Kali’s approach—hardening the kernel and wireless stack—addresses the root cause, not just the symptom. This is the correct approach. If you are a penetration tester (with proper authorization) or a student learning Wi-Fi security, what should you use instead of Cilocks? 1. Aircrack-ng Suite (The Standard) sudo airmon-ng start wlan0 sudo airodump-ng wlan0mon sudo aireplay-ng -0 50 -a [BSSID] wlan0mon No wrapper needed. 2. Bettercap (Modern, Modular) sudo bettercap -eval "set wifi.interface wlan0; wifi.deauth [BSSID]" Bettercap includes a sophisticated event loop that prevents buffer overflows. 3. MDK4 (Direct, but Patched) mdk4 itself received patches in 2024. Use it responsibly: kali linux cilocks patched
In layman’s terms: Cilocks wasn’t just attacking the target—it was attacking the attacker’s own machine.
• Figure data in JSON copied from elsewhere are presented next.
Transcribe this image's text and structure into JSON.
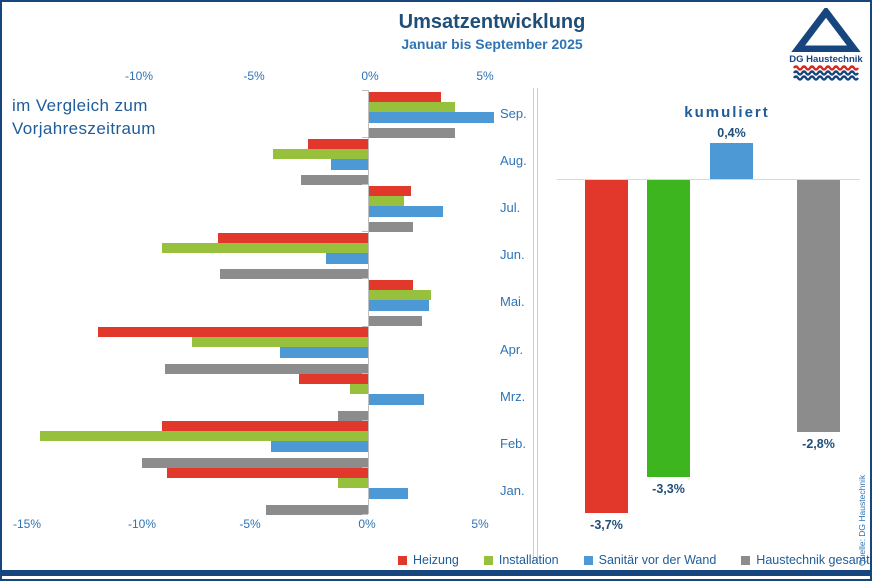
{
  "header": {
    "title": "Umsatzentwicklung",
    "subtitle": "Januar bis September 2025"
  },
  "note": {
    "line1": "im Vergleich zum",
    "line2": "Vorjahreszeitraum"
  },
  "logo": {
    "name": "DG Haustechnik"
  },
  "source": "Quelle: DG Haustechnik",
  "legend": [
    "Heizung",
    "Installation",
    "Sanitär vor der Wand",
    "Haustechnik gesamt"
  ],
  "colors": {
    "heizung_red": "#E2372B",
    "installation_green_light": "#97C13D",
    "installation_green_bright": "#3DB51F",
    "sanitaer_blue": "#4D99D6",
    "haustechnik_gray": "#8C8C8C",
    "frame_blue": "#17457E",
    "text_blue": "#2E74B5",
    "title_blue": "#1F4E79",
    "axis_gray": "#BFBFBF"
  },
  "chart_data": [
    {
      "type": "bar",
      "orientation": "horizontal",
      "title": "im Vergleich zum Vorjahreszeitraum",
      "unit": "%",
      "categories": [
        "Sep.",
        "Aug.",
        "Jul.",
        "Jun.",
        "Mai.",
        "Apr.",
        "Mrz.",
        "Feb.",
        "Jan."
      ],
      "series": [
        {
          "name": "Heizung",
          "color": "#E2372B",
          "values": [
            3.1,
            -2.6,
            1.8,
            -6.5,
            1.9,
            -11.7,
            -3.0,
            -8.9,
            -8.7
          ]
        },
        {
          "name": "Installation",
          "color": "#97C13D",
          "values": [
            3.7,
            -4.1,
            1.5,
            -8.9,
            2.7,
            -7.6,
            -0.8,
            -14.2,
            -1.3
          ]
        },
        {
          "name": "Sanitär vor der Wand",
          "color": "#4D99D6",
          "values": [
            5.4,
            -1.6,
            3.2,
            -1.8,
            2.6,
            -3.8,
            2.4,
            -4.2,
            1.7
          ]
        },
        {
          "name": "Haustechnik gesamt",
          "color": "#8C8C8C",
          "values": [
            3.7,
            -2.9,
            1.9,
            -6.4,
            2.3,
            -8.8,
            -1.3,
            -9.8,
            -4.4
          ]
        }
      ],
      "x_axis": {
        "top_ticks": [
          "-10%",
          "-5%",
          "0%",
          "5%"
        ],
        "bottom_ticks": [
          "-15%",
          "-10%",
          "-5%",
          "0%",
          "5%"
        ],
        "range": [
          -15,
          5
        ]
      },
      "grid": false,
      "legend_position": "bottom"
    },
    {
      "type": "bar",
      "orientation": "vertical",
      "title": "kumuliert",
      "categories": [
        "Heizung",
        "Installation",
        "Sanitär vor der Wand",
        "Haustechnik gesamt"
      ],
      "values": [
        -3.7,
        -3.3,
        0.4,
        -2.8
      ],
      "labels": [
        "-3,7%",
        "-3,3%",
        "0,4%",
        "-2,8%"
      ],
      "colors": [
        "#E2372B",
        "#3DB51F",
        "#4D99D6",
        "#8C8C8C"
      ],
      "ylim": [
        -4.2,
        0.8
      ]
    }
  ]
}
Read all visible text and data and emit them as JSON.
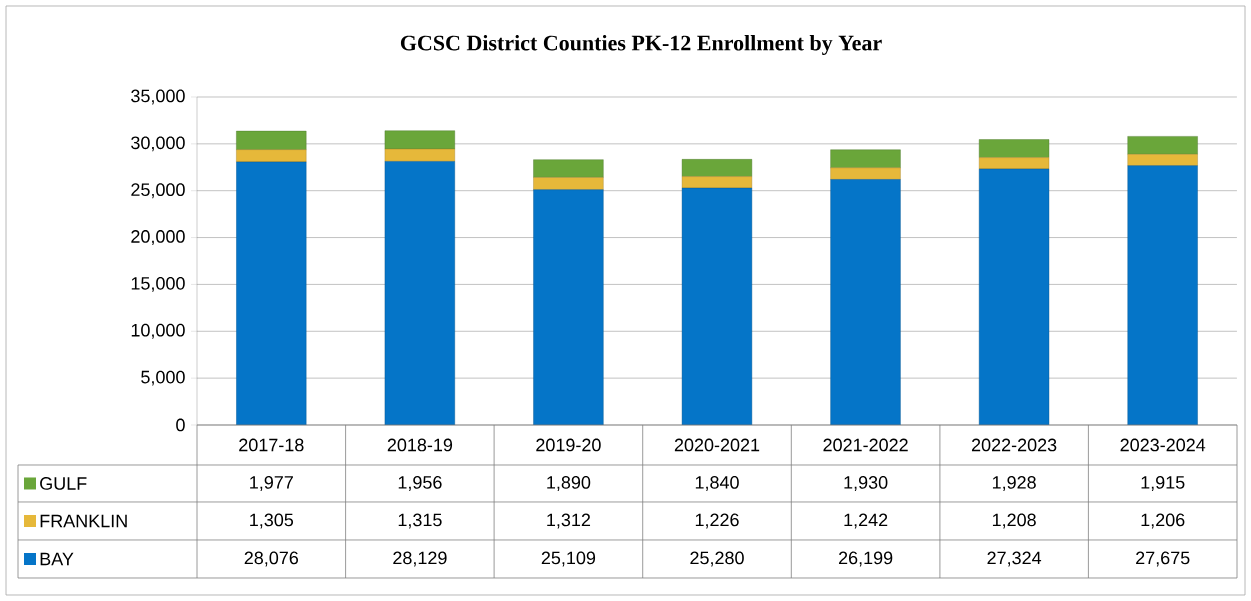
{
  "chart_data": {
    "type": "bar",
    "title": "GCSC District Counties PK-12 Enrollment by Year",
    "stacked": true,
    "categories": [
      "2017-18",
      "2018-19",
      "2019-20",
      "2020-2021",
      "2021-2022",
      "2022-2023",
      "2023-2024"
    ],
    "series": [
      {
        "name": "BAY",
        "color": "#0575c8",
        "values": [
          28076,
          28129,
          25109,
          25280,
          26199,
          27324,
          27675
        ],
        "value_labels": [
          "28,076",
          "28,129",
          "25,109",
          "25,280",
          "26,199",
          "27,324",
          "27,675"
        ]
      },
      {
        "name": "FRANKLIN",
        "color": "#e6b83a",
        "values": [
          1305,
          1315,
          1312,
          1226,
          1242,
          1208,
          1206
        ],
        "value_labels": [
          "1,305",
          "1,315",
          "1,312",
          "1,226",
          "1,242",
          "1,208",
          "1,206"
        ]
      },
      {
        "name": "GULF",
        "color": "#6aa63a",
        "values": [
          1977,
          1956,
          1890,
          1840,
          1930,
          1928,
          1915
        ],
        "value_labels": [
          "1,977",
          "1,956",
          "1,890",
          "1,840",
          "1,930",
          "1,928",
          "1,915"
        ]
      }
    ],
    "ylim": [
      0,
      35000
    ],
    "yticks": [
      0,
      {
        "value": 5000,
        "label": "5,000"
      },
      {
        "value": 10000,
        "label": "10,000"
      },
      {
        "value": 15000,
        "label": "15,000"
      },
      {
        "value": 20000,
        "label": "20,000"
      },
      {
        "value": 25000,
        "label": "25,000"
      },
      {
        "value": 30000,
        "label": "30,000"
      },
      {
        "value": 35000,
        "label": "35,000"
      }
    ],
    "grid": "y",
    "legend": "bottom left"
  }
}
In March 2024, a security researcher using the handle @wire_cat filed a report with MITRE. The vulnerability was officially designated CVE-2024-28573 : "Wireless deauthentication tool Cilocks prior to version 1.3.2 allows local privilege escalation via uncontrolled packet injection." And for the former users of Cilocks
The patch is applied. The kernel is hardened. And the next time you hear someone ask, "Is Kali Linux cilocks patched?" you can confidently answer: Disclaimer: This article is for educational purposes only. Unauthorized wireless attacks are illegal in most jurisdictions. Always obtain explicit written permission before testing any network. the 802.11 standard
Why "privilege escalation"? Because an unprivileged user (non-root) could, through the script’s misuse of sudo calls, execute arbitrary commands as root if the kernel panicked and entered recovery mode.